When you get home with your findings, you’ll want to remove the lower portion of leaves from any cuttings with foliage. This provides a clean slate to arrange with, ensures there aren’t any sharp thorns that could snag you while putting your arrangement together, and also keeps the water clear of bacteria that will shorten the lifespan of your creation.

4. Arrange. 
Asymmetry is visually pleasing, so try arranging in odd numbers. It’s also a good idea to cluster different plant varieties together to mimic how they’d grow in the wild. Make sure to have different stems at different heights so that the result doesn’t feel too tight or unnatural. Relax into the process — tense hands reflect in your creation, and you want it to feel free and loose. Plus, arranging plants offers an opportunity to create a therapeutic and meditative moment. Now place it in a vase (with water if you’ve included any fresh flowers) and enjoy!

5. Preserve. 
If your plants are in water, enjoy them for a few days to a couple of weeks by frequently refilling and refreshing the water supply.
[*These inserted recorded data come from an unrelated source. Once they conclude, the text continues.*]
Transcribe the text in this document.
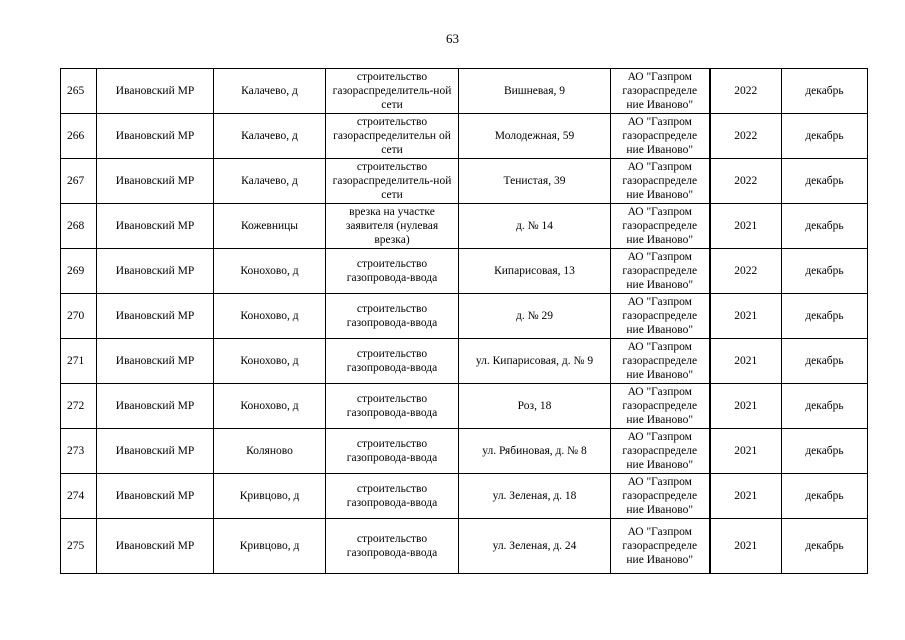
63
265	Ивановский МР	Калачево, д	строительство газораспределитель-ной сети	Вишневая, 9	АО "Газпром газораспределе ние Иваново"	2022	декабрь
266	Ивановский МР	Калачево, д	строительство газораспределительн ой сети	Молодежная, 59	АО "Газпром газораспределе ние Иваново"	2022	декабрь
267	Ивановский МР	Калачево, д	строительство газораспределитель-ной сети	Тенистая, 39	АО "Газпром газораспределе ние Иваново"	2022	декабрь
268	Ивановский МР	Кожевницы	врезка на участке заявителя (нулевая врезка)	д. № 14	АО "Газпром газораспределе ние Иваново"	2021	декабрь
269	Ивановский МР	Конохово, д	строительство газопровода-ввода	Кипарисовая, 13	АО "Газпром газораспределе ние Иваново"	2022	декабрь
270	Ивановский МР	Конохово, д	строительство газопровода-ввода	д. № 29	АО "Газпром газораспределе ние Иваново"	2021	декабрь
271	Ивановский МР	Конохово, д	строительство газопровода-ввода	ул. Кипарисовая, д. № 9	АО "Газпром газораспределе ние Иваново"	2021	декабрь
272	Ивановский МР	Конохово, д	строительство газопровода-ввода	Роз, 18	АО "Газпром газораспределе ние Иваново"	2021	декабрь
273	Ивановский МР	Коляново	строительство газопровода-ввода	ул. Рябиновая, д. № 8	АО "Газпром газораспределе ние Иваново"	2021	декабрь
274	Ивановский МР	Кривцово, д	строительство газопровода-ввода	ул. Зеленая, д. 18	АО "Газпром газораспределе ние Иваново"	2021	декабрь
275	Ивановский МР	Кривцово, д	строительство газопровода-ввода	ул. Зеленая, д. 24	АО "Газпром газораспределе ние Иваново"	2021	декабрь
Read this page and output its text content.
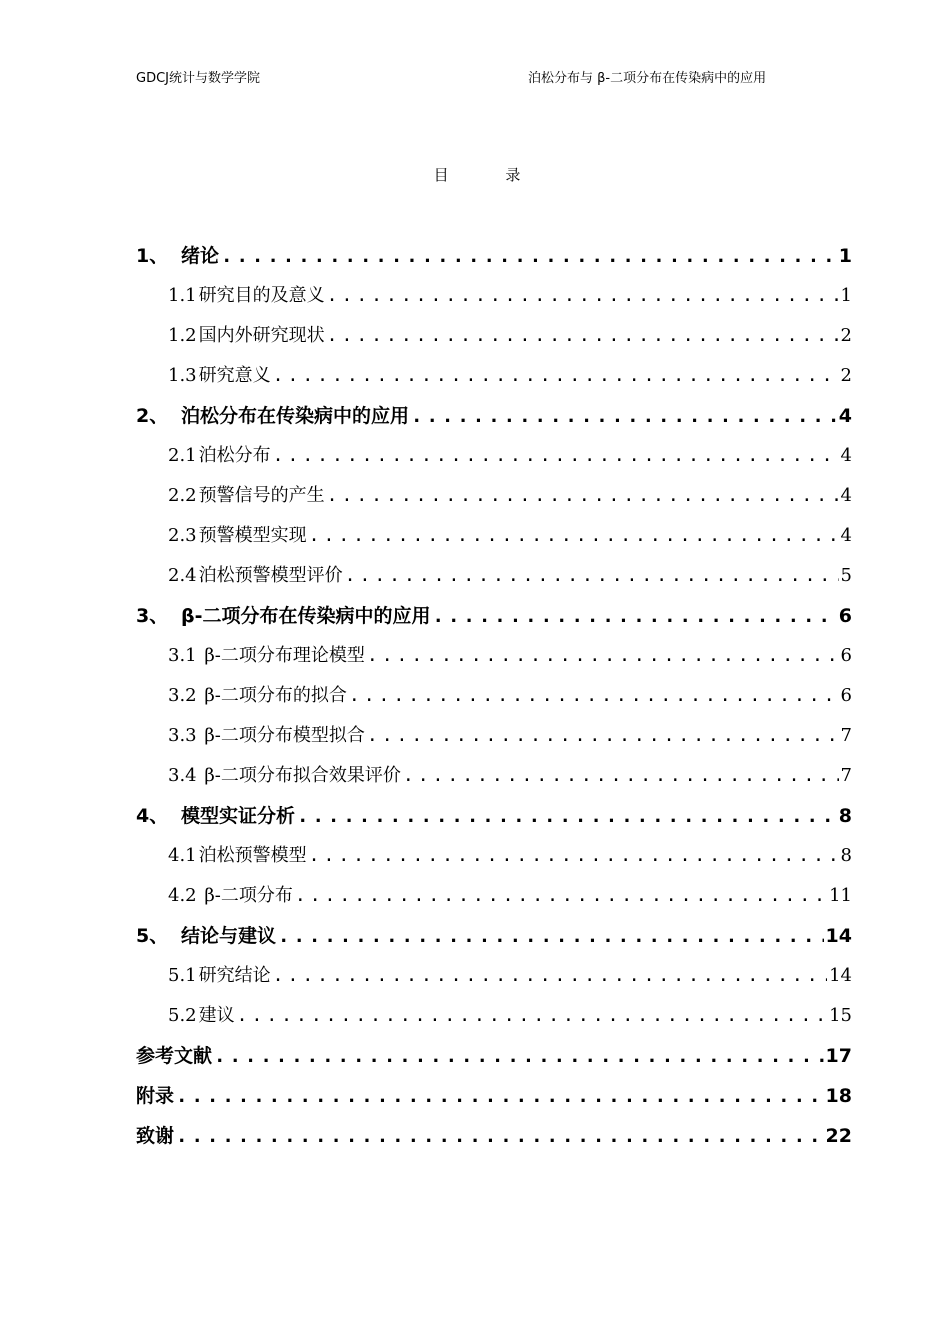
GDCJ统计与数学学院	泊松分布与 β-二项分布在传染病中的应用
目 录
1、 绪论 .....	1
1.1 研究目的及意义 .....	1
1.2 国内外研究现状 .....	2
1.3 研究意义 .....	2
2、 泊松分布在传染病中的应用 .....	4
2.1 泊松分布 .....	4
2.2 预警信号的产生 .....	4
2.3 预警模型实现 .....	4
2.4 泊松预警模型评价 .....	5
3、 β-二项分布在传染病中的应用 .....	6
3.1 β-二项分布理论模型 .....	6
3.2 β-二项分布的拟合 .....	6
3.3 β-二项分布模型拟合 .....	7
3.4 β-二项分布拟合效果评价 .....	7
4、 模型实证分析 .....	8
4.1 泊松预警模型 .....	8
4.2 β-二项分布 .....	11
5、 结论与建议 .....	14
5.1 研究结论 .....	14
5.2 建议 .....	15
参考文献 .....	17
附录 .....	18
致谢 .....	22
Pull out spent blooms as they go to enjoy it as long as possible.

When you’re ready to dry it, make sure you inspect and dry off the bottom of the stems to prevent mold from growing. You can hang your arrangement in a dark and well-ventilated corner of the home for a couple of weeks or until fully dried. If your bouquet was created of predominantly dried components to begin with, simply allow it to rest in its original vase and dust once in a while!